Why are you doing that?

It's so easy to get into a slump, to stop pushing yourself and just coast. This happens often because we forget why we do something. Habits are great, but sometimes you need to revisit what the purpose is of those habits.

You start to lose focus when your unclear on your reason for doing something. When you start to give yourself permission to slack off, to not concentrate so well, to not work as hard, then it's way too easy to continue that way. It becomes very difficult to get yourself back to where you were with routines, schedules and hard work. So keep in mind why you have developed these habits, and that will make it easier to stick with your resolutions.

Procrastination Say “Hello!” to Execution

I’d always thought of myself as great at execution and I’d never considered that I could be inclined to procrastinate Unfortunately, I began to notice a pattern in my life where I constantly had a number of projects that I wasn’t completing. After some analytical thought, I realized I did indeed subtly procrastinate.
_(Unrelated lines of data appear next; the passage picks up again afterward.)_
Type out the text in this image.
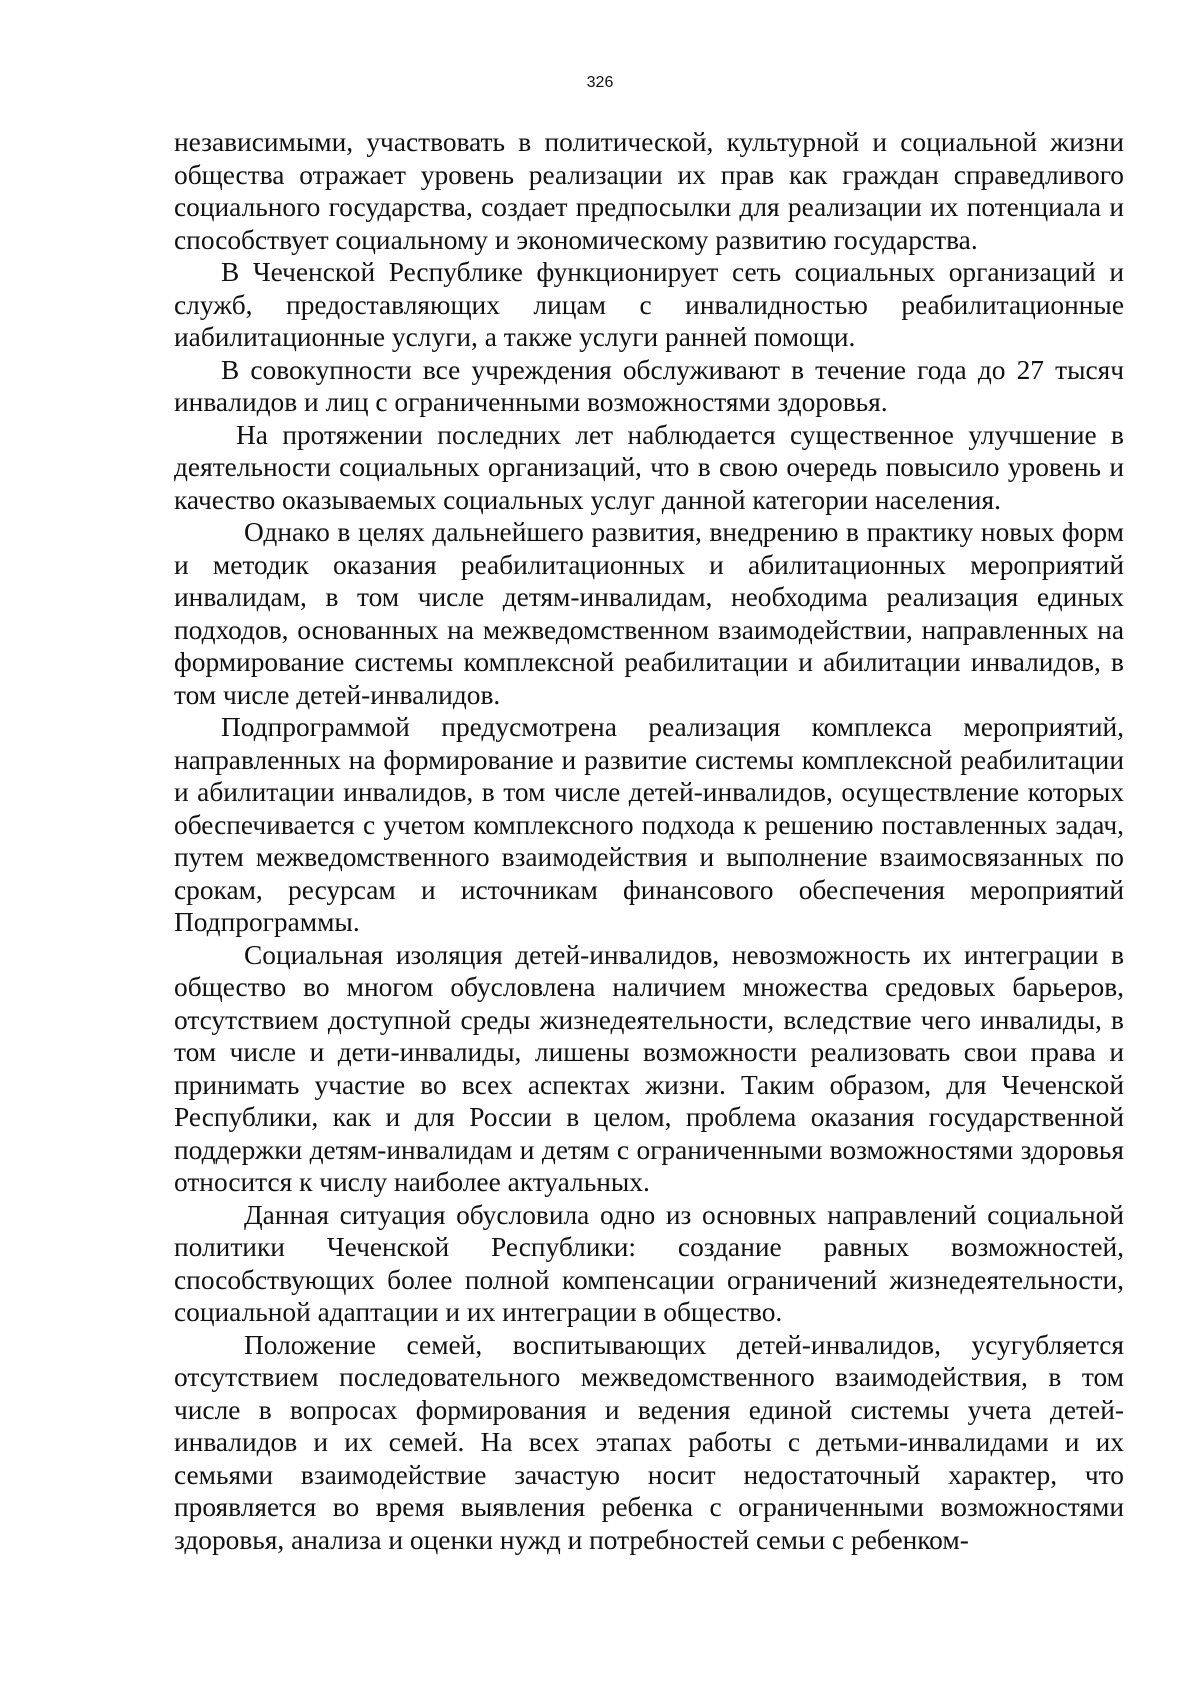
326

независимыми, участвовать в политической, культурной и социальной жизни общества отражает уровень реализации их прав как граждан справедливого социального государства, создает предпосылки для реализации их потенциала и способствует социальному и экономическому развитию государства.

В Чеченской Республике функционирует сеть социальных организаций и служб, предоставляющих лицам с инвалидностью реабилитационные иабилитационные услуги, а также услуги ранней помощи.

В совокупности все учреждения обслуживают в течение года до 27 тысяч инвалидов и лиц с ограниченными возможностями здоровья.

На протяжении последних лет наблюдается существенное улучшение в деятельности социальных организаций, что в свою очередь повысило уровень и качество оказываемых социальных услуг данной категории населения.

Однако в целях дальнейшего развития, внедрению в практику новых форм и методик оказания реабилитационных и абилитационных мероприятий инвалидам, в том числе детям-инвалидам, необходима реализация единых подходов, основанных на межведомственном взаимодействии, направленных на формирование системы комплексной реабилитации и абилитации инвалидов, в том числе детей-инвалидов.

Подпрограммой предусмотрена реализация комплекса мероприятий, направленных на формирование и развитие системы комплексной реабилитации и абилитации инвалидов, в том числе детей-инвалидов, осуществление которых обеспечивается с учетом комплексного подхода к решению поставленных задач, путем межведомственного взаимодействия и выполнение взаимосвязанных по срокам, ресурсам и источникам финансового обеспечения мероприятий Подпрограммы.

Социальная изоляция детей-инвалидов, невозможность их интеграции в общество во многом обусловлена наличием множества средовых барьеров, отсутствием доступной среды жизнедеятельности, вследствие чего инвалиды, в том числе и дети-инвалиды, лишены возможности реализовать свои права и принимать участие во всех аспектах жизни. Таким образом, для Чеченской Республики, как и для России в целом, проблема оказания государственной поддержки детям-инвалидам и детям с ограниченными возможностями здоровья относится к числу наиболее актуальных.

Данная ситуация обусловила одно из основных направлений социальной политики Чеченской Республики: создание равных возможностей, способствующих более полной компенсации ограничений жизнедеятельности, социальной адаптации и их интеграции в общество.

Положение семей, воспитывающих детей-инвалидов, усугубляется отсутствием последовательного межведомственного взаимодействия, в том числе в вопросах формирования и ведения единой системы учета детей-инвалидов и их семей. На всех этапах работы с детьми-инвалидами и их семьями взаимодействие зачастую носит недостаточный характер, что проявляется во время выявления ребенка с ограниченными возможностями здоровья, анализа и оценки нужд и потребностей семьи с ребенком-
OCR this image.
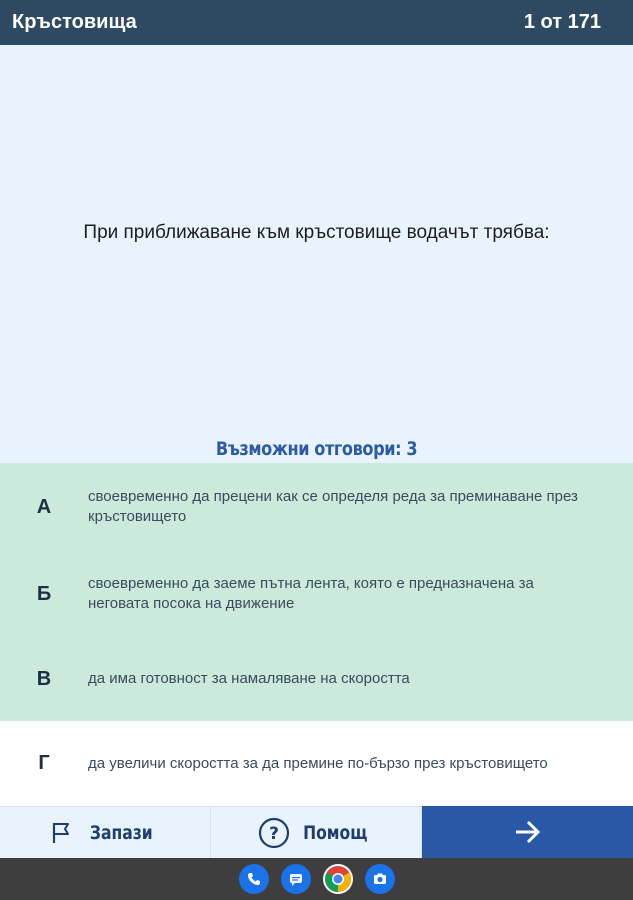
Кръстовища	1 от 171
При приближаване към кръстовище водачът трябва:
Възможни отговори: 3
А	своевременно да прецени как се определя реда за преминаване през кръстовището
Б	своевременно да заеме пътна лента, която е предназначена за неговата посока на движение
В	да има готовност за намаляване на скоростта
Г	да увеличи скоростта за да премине по-бързо през кръстовището
Запази	? Помощ
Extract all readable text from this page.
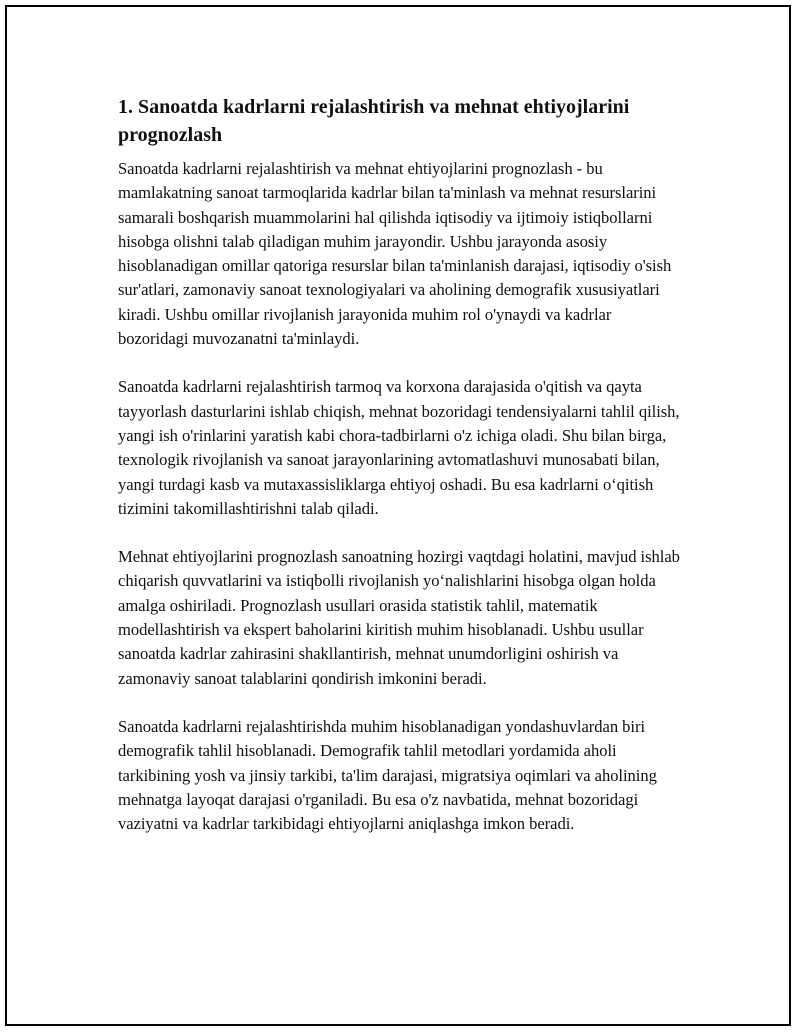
1. Sanoatda kadrlarni rejalashtirish va mehnat ehtiyojlarini prognozlash

Sanoatda kadrlarni rejalashtirish va mehnat ehtiyojlarini prognozlash - bu mamlakatning sanoat tarmoqlarida kadrlar bilan ta'minlash va mehnat resurslarini samarali boshqarish muammolarini hal qilishda iqtisodiy va ijtimoiy istiqbollarni hisobga olishni talab qiladigan muhim jarayondir. Ushbu jarayonda asosiy hisoblanadigan omillar qatoriga resurslar bilan ta'minlanish darajasi, iqtisodiy o'sish sur'atlari, zamonaviy sanoat texnologiyalari va aholining demografik xususiyatlari kiradi. Ushbu omillar rivojlanish jarayonida muhim rol o'ynaydi va kadrlar bozoridagi muvozanatni ta'minlaydi.

Sanoatda kadrlarni rejalashtirish tarmoq va korxona darajasida o'qitish va qayta tayyorlash dasturlarini ishlab chiqish, mehnat bozoridagi tendensiyalarni tahlil qilish, yangi ish o'rinlarini yaratish kabi chora-tadbirlarni o'z ichiga oladi. Shu bilan birga, texnologik rivojlanish va sanoat jarayonlarining avtomatlashuvi munosabati bilan, yangi turdagi kasb va mutaxassisliklarga ehtiyoj oshadi. Bu esa kadrlarni o‘qitish tizimini takomillashtirishni talab qiladi.

Mehnat ehtiyojlarini prognozlash sanoatning hozirgi vaqtdagi holatini, mavjud ishlab chiqarish quvvatlarini va istiqbolli rivojlanish yo‘nalishlarini hisobga olgan holda amalga oshiriladi. Prognozlash usullari orasida statistik tahlil, matematik modellashtirish va ekspert baholarini kiritish muhim hisoblanadi. Ushbu usullar sanoatda kadrlar zahirasini shakllantirish, mehnat unumdorligini oshirish va zamonaviy sanoat talablarini qondirish imkonini beradi.

Sanoatda kadrlarni rejalashtirishda muhim hisoblanadigan yondashuvlardan biri demografik tahlil hisoblanadi. Demografik tahlil metodlari yordamida aholi tarkibining yosh va jinsiy tarkibi, ta'lim darajasi, migratsiya oqimlari va aholining mehnatga layoqat darajasi o'rganiladi. Bu esa o'z navbatida, mehnat bozoridagi vaziyatni va kadrlar tarkibidagi ehtiyojlarni aniqlashga imkon beradi.
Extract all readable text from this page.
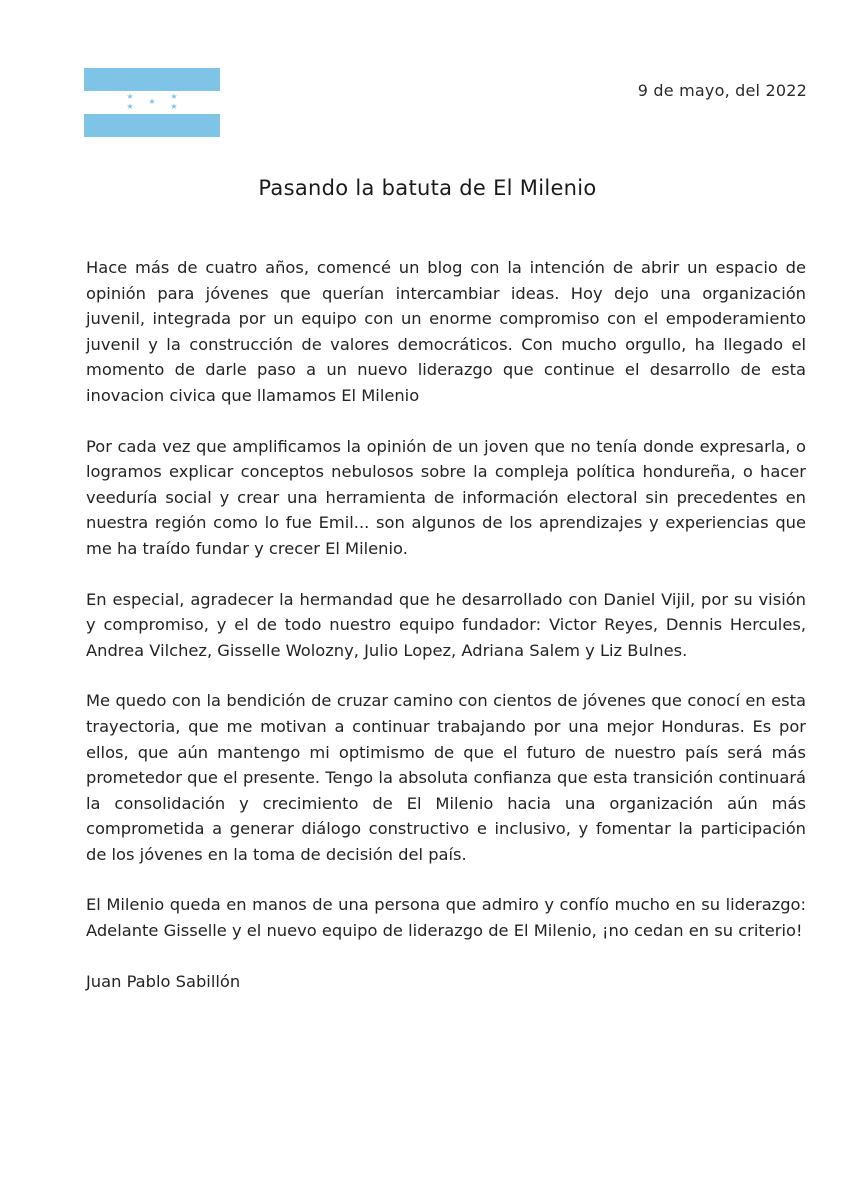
★
★
★
★
★
9 de mayo, del 2022
Pasando la batuta de El Milenio

Hace más de cuatro años, comencé un blog con la intención de abrir un espacio de opinión para jóvenes que querían intercambiar ideas. Hoy dejo una organización juvenil, integrada por un equipo con un enorme compromiso con el empoderamiento juvenil y la construcción de valores democráticos. Con mucho orgullo, ha llegado el momento de darle paso a un nuevo liderazgo que continue el desarrollo de esta inovacion civica que llamamos El Milenio

Por cada vez que amplificamos la opinión de un joven que no tenía donde expresarla, o logramos explicar conceptos nebulosos sobre la compleja política hondureña, o hacer veeduría social y crear una herramienta de información electoral sin precedentes en nuestra región como lo fue Emil... son algunos de los aprendizajes y experiencias que me ha traído fundar y crecer El Milenio.

En especial, agradecer la hermandad que he desarrollado con Daniel Vijil, por su visión y compromiso, y el de todo nuestro equipo fundador: Victor Reyes, Dennis Hercules, Andrea Vilchez, Gisselle Wolozny, Julio Lopez, Adriana Salem y Liz Bulnes.

Me quedo con la bendición de cruzar camino con cientos de jóvenes que conocí en esta trayectoria, que me motivan a continuar trabajando por una mejor Honduras. Es por ellos, que aún mantengo mi optimismo de que el futuro de nuestro país será más prometedor que el presente. Tengo la absoluta confianza que esta transición continuará la consolidación y crecimiento de El Milenio hacia una organización aún más comprometida a generar diálogo constructivo e inclusivo, y fomentar la participación de los jóvenes en la toma de decisión del país.

El Milenio queda en manos de una persona que admiro y confío mucho en su liderazgo: Adelante Gisselle y el nuevo equipo de liderazgo de El Milenio, ¡no cedan en su criterio!

Juan Pablo Sabillón
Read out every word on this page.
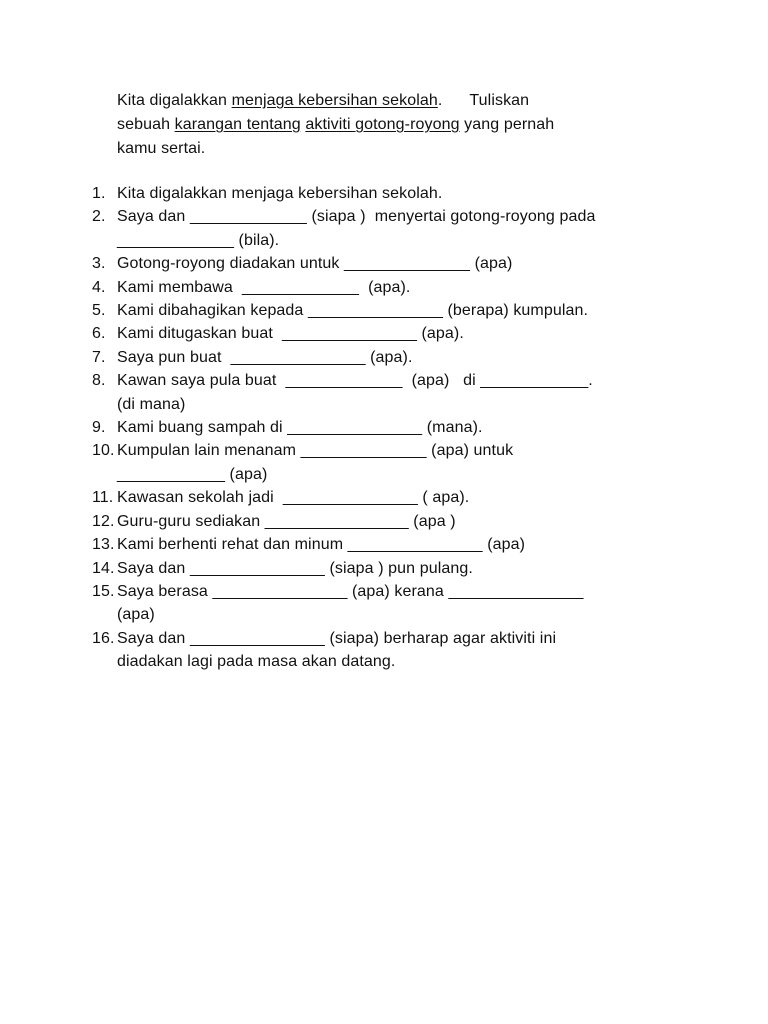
Kita digalakkan menjaga kebersihan sekolah.      Tuliskan
sebuah karangan tentang aktiviti gotong-royong yang pernah
kamu sertai.
1. Kita digalakkan menjaga kebersihan sekolah.
2. Saya dan _____________ (siapa )  menyertai gotong-royong pada
_____________ (bila).
3. Gotong-royong diadakan untuk ______________ (apa)
4. Kami membawa  _____________  (apa).
5. Kami dibahagikan kepada _______________ (berapa) kumpulan.
6. Kami ditugaskan buat  _______________ (apa).
7. Saya pun buat  _______________ (apa).
8. Kawan saya pula buat  _____________  (apa)   di ____________.
(di mana)
9. Kami buang sampah di _______________ (mana).
10. Kumpulan lain menanam ______________ (apa) untuk
____________ (apa)
11. Kawasan sekolah jadi  _______________ ( apa).
12. Guru-guru sediakan ________________ (apa )
13. Kami berhenti rehat dan minum _______________ (apa)
14. Saya dan _______________ (siapa ) pun pulang.
15. Saya berasa _______________ (apa) kerana _______________
(apa)
16. Saya dan _______________ (siapa) berharap agar aktiviti ini
diadakan lagi pada masa akan datang.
I have always loved busy work because it gives me a sense of accomplishment. So every day I would complete all the quick and simple tasks first because it felt more like achievement when I had checked off a long list of things rather than having tackled a large pending project. Although, I was working hard, at the end of the day I would have completed many tasks, but none were truly worthwhile. I had spent my whole day feeling delightfully productive, and yet had actually been frittering away my time!

I want to use my time wisely and do meaningful work rather than pointless tasks, so I came up with a solution.....

  One Important Thing:

I started by setting a rule for myself, to pick one important thing to do each day. Regardless of what my schedule was, I would designate a chunk of time to tackle that job. At the end of each day, I’d completed at least one valuable task. This helped to instill the idea of a hierarchy of work. Some projects are more important than others, and i needed to identify those and prioritize them.

Set Deadlines.

Next I set deadlines. Instead of allowing projects to remain uncompleted for long periods of time, there was now a specific date for it to be finished. For me it was as simple as deciding when, telling a friend (accountability) and setting a reminder in my google calendar. With a pending deadline, I tended to prioritize better, and just attack projects instead of leaving them looming.

Recap: To avoid procrastination you need to establish good habits for execution and time management. These two simple methods have helped me immensely with accomplishing difficult or time consuming work and developing those good habits.